Audun Garshol

Personal information
- Nationality: Norwegian
- Citizenship: Norwegian
- Born: 9 November 1951 (age 74) Ulsteinvik

Sport
- Country: Norway
- Sport: Track and field
- Event(s): 100m, 200m
- Club: Hamar IL, IL i BUL, Oslo IL, Hareid IL

= Audun Garshol =

Norwegian sprinter (born 1951)

Audun Egil Garshol (born 9 November 1951) is a Norwegian sprint runner. He was born in Ulsteinvik. He competed in 100 metres and 200 metres at the 1972 Summer Olympics in Munich, reaching the quarter finals in both events.

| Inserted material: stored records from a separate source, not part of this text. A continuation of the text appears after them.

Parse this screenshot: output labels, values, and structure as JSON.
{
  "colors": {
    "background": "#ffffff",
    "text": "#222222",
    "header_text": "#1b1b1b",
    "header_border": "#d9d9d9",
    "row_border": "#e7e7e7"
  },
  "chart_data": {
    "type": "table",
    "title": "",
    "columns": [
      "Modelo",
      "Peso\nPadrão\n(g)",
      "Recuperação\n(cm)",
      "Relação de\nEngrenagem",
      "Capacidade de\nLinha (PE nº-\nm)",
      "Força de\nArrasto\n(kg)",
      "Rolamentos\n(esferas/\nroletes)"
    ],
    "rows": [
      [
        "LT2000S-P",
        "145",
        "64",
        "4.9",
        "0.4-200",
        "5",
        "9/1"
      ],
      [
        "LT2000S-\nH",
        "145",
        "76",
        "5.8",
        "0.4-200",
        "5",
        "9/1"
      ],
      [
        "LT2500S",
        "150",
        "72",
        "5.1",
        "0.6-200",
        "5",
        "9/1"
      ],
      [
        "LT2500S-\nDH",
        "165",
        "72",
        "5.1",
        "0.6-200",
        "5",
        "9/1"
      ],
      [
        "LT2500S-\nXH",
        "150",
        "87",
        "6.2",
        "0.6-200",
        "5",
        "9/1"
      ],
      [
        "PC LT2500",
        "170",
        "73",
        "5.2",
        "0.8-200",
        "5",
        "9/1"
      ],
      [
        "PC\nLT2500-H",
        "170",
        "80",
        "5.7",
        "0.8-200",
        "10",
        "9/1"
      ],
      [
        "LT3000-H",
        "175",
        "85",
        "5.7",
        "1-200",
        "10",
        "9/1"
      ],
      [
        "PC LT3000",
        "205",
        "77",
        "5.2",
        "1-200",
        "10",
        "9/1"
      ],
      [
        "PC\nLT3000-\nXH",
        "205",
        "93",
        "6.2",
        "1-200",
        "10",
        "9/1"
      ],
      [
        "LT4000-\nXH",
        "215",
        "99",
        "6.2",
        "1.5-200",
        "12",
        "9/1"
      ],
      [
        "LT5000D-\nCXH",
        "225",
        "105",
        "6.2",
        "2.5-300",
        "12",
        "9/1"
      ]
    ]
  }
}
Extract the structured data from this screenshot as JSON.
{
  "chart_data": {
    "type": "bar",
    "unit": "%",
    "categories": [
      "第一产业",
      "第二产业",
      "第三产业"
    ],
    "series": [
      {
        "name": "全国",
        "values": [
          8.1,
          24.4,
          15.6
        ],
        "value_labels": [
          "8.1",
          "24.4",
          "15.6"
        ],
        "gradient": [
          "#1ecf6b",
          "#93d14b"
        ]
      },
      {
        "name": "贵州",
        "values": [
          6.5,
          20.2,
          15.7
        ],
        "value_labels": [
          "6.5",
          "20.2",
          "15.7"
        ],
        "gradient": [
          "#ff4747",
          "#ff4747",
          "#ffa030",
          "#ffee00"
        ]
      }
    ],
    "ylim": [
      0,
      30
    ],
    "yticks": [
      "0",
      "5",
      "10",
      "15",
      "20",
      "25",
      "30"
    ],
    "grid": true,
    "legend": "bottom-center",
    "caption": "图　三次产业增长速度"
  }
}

On August 12, 1972, in Stavanger, he set a Norwegian record with a time of 10.2 seconds, which was the country's last record before the introduction of electronic timing. On August 31, 1972, in Munich, he set the first Norwegian record after the introduction of the new measuring method with a time of 10.55 seconds. On September 19, 1973, in Sofia with a time of 10.52 seconds, he broke his own record. The result held the national record until May 20, 1986, when it was beaten by 0.01 seconds by Einar Sagli. One of his records, 10.49 s (Munich, August 31, 1972), was not recognized because it was set in too strong a wind.

He was awarded the Kongepokal trophy in 1972, for best male performance at the 1972 Norwegian Athletics Championships. He won a total of eight individual national titles between 1972 and 1976: five titles in 100 metres, and three in 200 metres.